Los poderes Ejecutivo y Legislativo ponían en suerte un absurdo: practicar un presidencialismo sin Presidente. Y, en el 2002, el fracaso de la construcción del aeropuerto internacional en Texcoco fue el más claro signo de que el Gobierno estaba lejos de consolidarse. Nunca se tomó conciencia cabal del mensaje que dejó ese fracaso. Acción Nacional insistió en no asumirse como el partido en el Gobierno, las oposiciones priista y perredista siguieron practicando una política de viudas: vivir de la renta que les dejaba el error del adversario.
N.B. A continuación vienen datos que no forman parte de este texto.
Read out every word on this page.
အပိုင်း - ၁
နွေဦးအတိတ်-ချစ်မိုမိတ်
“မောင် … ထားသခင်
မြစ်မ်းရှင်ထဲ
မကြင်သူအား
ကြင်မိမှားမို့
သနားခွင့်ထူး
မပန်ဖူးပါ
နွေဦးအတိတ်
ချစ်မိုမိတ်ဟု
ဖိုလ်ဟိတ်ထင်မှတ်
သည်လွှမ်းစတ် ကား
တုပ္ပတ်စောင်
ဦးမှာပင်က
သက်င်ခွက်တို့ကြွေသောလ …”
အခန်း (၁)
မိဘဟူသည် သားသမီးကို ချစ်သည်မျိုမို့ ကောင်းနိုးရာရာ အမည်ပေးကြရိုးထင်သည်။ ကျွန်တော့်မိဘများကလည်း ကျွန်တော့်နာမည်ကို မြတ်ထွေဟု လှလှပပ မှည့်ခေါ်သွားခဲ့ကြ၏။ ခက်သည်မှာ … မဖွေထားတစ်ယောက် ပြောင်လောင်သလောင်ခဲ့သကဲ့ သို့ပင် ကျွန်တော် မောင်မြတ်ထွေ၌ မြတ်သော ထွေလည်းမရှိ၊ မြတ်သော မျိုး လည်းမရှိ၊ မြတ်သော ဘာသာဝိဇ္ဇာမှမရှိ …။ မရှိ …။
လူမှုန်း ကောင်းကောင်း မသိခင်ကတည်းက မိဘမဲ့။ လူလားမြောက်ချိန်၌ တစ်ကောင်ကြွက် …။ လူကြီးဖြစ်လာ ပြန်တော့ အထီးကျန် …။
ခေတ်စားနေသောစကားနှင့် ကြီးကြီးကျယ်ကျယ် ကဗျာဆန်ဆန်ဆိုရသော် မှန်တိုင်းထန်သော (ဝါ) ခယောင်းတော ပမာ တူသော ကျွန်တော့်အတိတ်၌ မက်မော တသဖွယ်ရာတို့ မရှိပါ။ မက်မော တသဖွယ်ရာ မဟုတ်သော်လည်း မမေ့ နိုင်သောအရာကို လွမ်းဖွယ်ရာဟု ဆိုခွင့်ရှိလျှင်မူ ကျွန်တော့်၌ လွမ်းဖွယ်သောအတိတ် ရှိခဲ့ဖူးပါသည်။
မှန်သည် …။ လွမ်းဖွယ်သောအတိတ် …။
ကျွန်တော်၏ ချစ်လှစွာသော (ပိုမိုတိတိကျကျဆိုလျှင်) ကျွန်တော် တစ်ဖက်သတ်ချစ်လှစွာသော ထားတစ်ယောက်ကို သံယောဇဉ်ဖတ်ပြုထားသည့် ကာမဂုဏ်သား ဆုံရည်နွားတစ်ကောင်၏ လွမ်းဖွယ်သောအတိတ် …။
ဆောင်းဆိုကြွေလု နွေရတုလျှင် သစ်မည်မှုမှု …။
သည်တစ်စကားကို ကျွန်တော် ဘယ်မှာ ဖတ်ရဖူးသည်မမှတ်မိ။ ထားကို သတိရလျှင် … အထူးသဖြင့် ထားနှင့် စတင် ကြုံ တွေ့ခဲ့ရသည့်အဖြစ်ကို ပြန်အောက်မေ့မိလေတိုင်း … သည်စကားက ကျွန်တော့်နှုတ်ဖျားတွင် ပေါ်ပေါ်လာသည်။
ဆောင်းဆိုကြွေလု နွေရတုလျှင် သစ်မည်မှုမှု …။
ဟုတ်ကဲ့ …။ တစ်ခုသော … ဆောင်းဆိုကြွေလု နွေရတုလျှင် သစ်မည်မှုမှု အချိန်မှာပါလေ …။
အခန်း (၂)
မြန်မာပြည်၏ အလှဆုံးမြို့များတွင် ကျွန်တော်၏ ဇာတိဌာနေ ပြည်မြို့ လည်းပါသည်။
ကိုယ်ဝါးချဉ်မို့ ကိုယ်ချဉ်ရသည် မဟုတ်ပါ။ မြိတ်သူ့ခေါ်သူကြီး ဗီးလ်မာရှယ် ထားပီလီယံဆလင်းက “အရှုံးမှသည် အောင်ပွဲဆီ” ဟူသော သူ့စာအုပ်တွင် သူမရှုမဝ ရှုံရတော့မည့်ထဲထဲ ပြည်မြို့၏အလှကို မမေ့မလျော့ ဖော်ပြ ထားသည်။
La suma cero marcaba la política. Y, aun así, el Gobierno no tuvo la inteligencia de replantearse la estrategia. La confrontación quedó como sello de la relación entre los poderes Ejecutivo y Legislativo. En ese año, el Gobierno tuvo como quiera algunos logros: el acceso a la información, el combate frontal a los capos del narcotráfico y cierto reposicionamiento en el plano internacional. Sin embargo, el revés sufrido en el Pemexgate y la aventura de explorar el pasado sin tomar en serio la decisión dejaron ver que se seguía disparando con escopeta en el Gobierno, sin fijar los objetivos precisos a los que se quería apuntar.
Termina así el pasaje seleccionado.